64: Guild of Merchant Explorers
2025 Rank: 100
Designer: Matthew Dunstan, Brett J. Gilbert
Publisher: Alderac Entertainment Group
Player Count: 1-4
I always say this game has the most forgettable name in board gaming, and I think that's held it back. The artwork, while nice, isn't the most broadly appealing either. But the game itself is excellent. Each round, a card flips from the deck, and every player explores by placing a cube on their board matching the terrain shown. Your goal is to cover as much of the map as possible by building towns that serve as starting points for future rounds of exploration. Each player also gets 3 unique cards per game that push them in a slightly different direction. I wish more people would give it a shot, and I need to do a better job championing it. Maybe someday a new edition will come along with a catchier name.

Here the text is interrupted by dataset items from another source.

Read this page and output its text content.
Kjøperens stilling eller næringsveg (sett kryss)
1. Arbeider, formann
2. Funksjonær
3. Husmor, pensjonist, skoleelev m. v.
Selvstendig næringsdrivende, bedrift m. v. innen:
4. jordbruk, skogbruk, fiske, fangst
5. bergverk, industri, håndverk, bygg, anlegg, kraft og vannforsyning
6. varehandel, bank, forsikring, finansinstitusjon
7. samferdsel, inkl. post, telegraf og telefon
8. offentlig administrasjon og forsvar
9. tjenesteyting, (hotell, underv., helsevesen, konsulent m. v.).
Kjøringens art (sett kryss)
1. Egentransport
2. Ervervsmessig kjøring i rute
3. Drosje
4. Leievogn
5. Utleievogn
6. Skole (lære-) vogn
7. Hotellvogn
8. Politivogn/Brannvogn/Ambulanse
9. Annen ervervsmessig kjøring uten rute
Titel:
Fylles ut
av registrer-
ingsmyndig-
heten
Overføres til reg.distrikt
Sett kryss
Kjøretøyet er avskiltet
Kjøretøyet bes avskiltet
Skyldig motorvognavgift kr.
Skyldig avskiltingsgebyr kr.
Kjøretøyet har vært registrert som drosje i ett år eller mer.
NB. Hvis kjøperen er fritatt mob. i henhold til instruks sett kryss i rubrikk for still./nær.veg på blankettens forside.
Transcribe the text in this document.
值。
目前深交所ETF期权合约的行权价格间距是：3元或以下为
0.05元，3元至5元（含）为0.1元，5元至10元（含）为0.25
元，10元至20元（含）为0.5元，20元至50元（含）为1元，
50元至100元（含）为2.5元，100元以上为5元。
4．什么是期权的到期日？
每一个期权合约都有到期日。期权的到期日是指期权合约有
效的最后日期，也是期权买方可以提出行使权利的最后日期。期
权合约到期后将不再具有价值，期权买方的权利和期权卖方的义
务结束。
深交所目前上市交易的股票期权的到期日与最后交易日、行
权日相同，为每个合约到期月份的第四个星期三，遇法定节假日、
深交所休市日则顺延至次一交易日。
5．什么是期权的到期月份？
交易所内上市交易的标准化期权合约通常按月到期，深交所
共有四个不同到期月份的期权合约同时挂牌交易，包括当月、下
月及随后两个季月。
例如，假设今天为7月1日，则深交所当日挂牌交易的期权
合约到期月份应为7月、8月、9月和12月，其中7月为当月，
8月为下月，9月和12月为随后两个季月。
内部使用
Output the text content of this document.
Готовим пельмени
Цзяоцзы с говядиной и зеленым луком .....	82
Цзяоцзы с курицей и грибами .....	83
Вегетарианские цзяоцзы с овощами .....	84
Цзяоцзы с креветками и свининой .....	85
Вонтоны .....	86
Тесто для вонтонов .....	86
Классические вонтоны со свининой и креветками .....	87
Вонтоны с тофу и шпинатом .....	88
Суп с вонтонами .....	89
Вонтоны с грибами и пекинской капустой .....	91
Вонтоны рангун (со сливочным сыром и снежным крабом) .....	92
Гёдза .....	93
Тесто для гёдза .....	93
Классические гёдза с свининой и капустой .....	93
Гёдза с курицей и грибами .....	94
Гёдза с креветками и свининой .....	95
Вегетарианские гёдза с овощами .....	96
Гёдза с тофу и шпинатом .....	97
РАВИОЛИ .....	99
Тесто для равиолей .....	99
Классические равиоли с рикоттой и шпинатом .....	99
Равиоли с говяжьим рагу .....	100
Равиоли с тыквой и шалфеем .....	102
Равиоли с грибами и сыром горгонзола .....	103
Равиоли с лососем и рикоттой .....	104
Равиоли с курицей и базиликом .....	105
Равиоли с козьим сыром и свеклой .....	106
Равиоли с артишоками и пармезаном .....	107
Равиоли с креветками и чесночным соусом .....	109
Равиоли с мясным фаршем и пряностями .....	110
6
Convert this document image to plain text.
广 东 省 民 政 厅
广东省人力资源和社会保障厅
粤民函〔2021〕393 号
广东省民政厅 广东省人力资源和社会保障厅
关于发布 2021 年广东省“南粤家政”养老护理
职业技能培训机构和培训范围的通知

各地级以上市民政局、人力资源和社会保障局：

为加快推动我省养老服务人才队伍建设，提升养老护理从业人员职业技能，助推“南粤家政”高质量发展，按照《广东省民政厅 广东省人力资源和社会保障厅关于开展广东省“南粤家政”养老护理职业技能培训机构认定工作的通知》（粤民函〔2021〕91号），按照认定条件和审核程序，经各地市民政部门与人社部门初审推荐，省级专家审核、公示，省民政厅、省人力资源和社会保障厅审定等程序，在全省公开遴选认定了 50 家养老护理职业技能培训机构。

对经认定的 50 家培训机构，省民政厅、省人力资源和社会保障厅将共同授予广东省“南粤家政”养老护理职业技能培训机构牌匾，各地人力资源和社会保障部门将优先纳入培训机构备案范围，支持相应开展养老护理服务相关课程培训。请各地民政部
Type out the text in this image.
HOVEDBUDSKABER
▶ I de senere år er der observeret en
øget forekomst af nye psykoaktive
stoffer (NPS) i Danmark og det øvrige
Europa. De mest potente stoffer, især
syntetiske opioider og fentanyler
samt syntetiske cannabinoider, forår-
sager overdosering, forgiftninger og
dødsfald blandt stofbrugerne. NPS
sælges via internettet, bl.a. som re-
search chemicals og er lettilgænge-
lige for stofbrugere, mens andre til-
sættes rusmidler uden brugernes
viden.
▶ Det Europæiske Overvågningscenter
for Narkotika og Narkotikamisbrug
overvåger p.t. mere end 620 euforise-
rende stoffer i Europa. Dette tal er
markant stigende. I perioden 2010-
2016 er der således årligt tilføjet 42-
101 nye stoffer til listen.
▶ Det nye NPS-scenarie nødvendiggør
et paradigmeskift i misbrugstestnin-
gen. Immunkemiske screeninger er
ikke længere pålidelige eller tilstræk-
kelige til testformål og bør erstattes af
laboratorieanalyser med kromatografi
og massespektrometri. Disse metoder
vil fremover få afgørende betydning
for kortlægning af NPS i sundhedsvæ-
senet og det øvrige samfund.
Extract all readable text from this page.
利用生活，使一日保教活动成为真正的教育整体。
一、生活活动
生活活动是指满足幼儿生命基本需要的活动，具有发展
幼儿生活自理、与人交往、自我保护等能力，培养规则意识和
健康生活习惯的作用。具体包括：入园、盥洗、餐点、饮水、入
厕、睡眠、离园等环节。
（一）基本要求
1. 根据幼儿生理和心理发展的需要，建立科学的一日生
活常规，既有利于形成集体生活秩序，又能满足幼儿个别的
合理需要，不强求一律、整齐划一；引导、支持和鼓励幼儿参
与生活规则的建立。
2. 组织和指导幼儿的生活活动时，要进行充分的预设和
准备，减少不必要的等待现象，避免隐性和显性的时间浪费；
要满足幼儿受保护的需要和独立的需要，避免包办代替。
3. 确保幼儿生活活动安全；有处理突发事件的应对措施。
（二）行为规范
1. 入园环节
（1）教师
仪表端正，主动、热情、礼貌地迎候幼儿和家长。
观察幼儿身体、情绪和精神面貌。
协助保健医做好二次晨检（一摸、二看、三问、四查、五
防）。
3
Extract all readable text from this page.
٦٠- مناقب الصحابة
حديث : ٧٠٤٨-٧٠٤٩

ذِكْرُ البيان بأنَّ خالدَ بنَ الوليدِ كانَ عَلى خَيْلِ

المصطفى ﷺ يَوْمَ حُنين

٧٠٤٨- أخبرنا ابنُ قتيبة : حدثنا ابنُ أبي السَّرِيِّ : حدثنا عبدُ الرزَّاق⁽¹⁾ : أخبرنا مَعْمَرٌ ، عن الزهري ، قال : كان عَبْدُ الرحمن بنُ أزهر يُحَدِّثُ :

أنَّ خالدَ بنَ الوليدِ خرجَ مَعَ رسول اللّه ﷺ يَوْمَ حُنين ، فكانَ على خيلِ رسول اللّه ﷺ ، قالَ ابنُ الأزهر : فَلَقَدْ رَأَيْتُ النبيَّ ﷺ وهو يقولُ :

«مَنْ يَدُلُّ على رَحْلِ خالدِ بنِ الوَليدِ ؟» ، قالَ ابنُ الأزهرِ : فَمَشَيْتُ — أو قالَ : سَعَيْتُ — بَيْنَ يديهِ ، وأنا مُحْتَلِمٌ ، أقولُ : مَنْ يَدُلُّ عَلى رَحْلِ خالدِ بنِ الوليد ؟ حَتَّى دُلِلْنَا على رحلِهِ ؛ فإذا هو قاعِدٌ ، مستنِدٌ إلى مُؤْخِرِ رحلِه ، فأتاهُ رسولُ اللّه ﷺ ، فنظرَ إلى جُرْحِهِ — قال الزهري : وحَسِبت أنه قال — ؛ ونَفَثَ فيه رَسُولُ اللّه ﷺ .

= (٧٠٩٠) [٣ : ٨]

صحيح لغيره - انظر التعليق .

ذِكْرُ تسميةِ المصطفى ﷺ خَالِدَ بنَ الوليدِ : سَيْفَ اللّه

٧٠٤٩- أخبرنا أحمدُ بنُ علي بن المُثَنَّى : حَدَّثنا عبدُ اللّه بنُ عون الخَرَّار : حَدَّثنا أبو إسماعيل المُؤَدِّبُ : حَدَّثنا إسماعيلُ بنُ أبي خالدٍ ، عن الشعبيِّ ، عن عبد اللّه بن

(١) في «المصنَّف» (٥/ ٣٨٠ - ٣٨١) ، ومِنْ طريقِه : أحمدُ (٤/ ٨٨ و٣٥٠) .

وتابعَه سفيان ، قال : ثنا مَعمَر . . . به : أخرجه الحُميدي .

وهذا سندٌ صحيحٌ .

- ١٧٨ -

63: Dead Men Tell No Tales
2025 Rank: 38
Designer: Kane Klenko
Publisher: Renegade Game Studios
Player Count: 2-5
A cooperative game set on a burning, haunted pirate ship. What more do you need? Each player takes on a pirate with a unique ability, and together you're exploring the ship, grabbing treasure, and trying to get out before the whole thing goes up in flames or the skeleton crew gets you. The action system borrows from Pandemic and similar games, but with a nice twist. You can bank an action on your turn and hand it off to the next player. The ship is built tile by tile as you explore, so you never know exactly where the treasure is or what's lurking on the next tile. This is one of my favorite co-ops, and I wish it hit the table more often.
62: Quacks
2025 Rank: 87
Designer: Wolfgang Warsch
Publisher: CMYK
Player Count: 2-4
Quacks is pure push-your-luck joy. Each player has a bag of ingredient chips they're drawing to fill their cauldron. Every chip does something different, and your goal is to get as many into the pot as possible without busting from the white chips. The further you get around the track, the more points and money you earn to buy better chips for future rounds. Push too far and your pot explodes, forcing you to choose between scoring points or gaining new chips, but not both. The new deluxe edition with acrylic tokens is well worth it.
61: Moon Colony Bloodbath
2025 Rank: New to the list
Designer: Donald X. Vaccarino
Publisher: Rio Grande Games
Player Count: 1-5
This is a game where the goal is to lose the slowest. You're building a colony on the moon and things are going badly from the start. You'll construct buildings, grow your population, and try to keep everyone safe, but people are going to die, and fast. Each round, you and the other players can see most of what's coming and prepare for it, but new events get introduced that make survival increasingly desperate. The player who best mitigates the planned disasters while staying ready for the unexpected will outlast everyone else. As long as you go in knowing this is a brutal game about controlled collapse, you'll have a great time.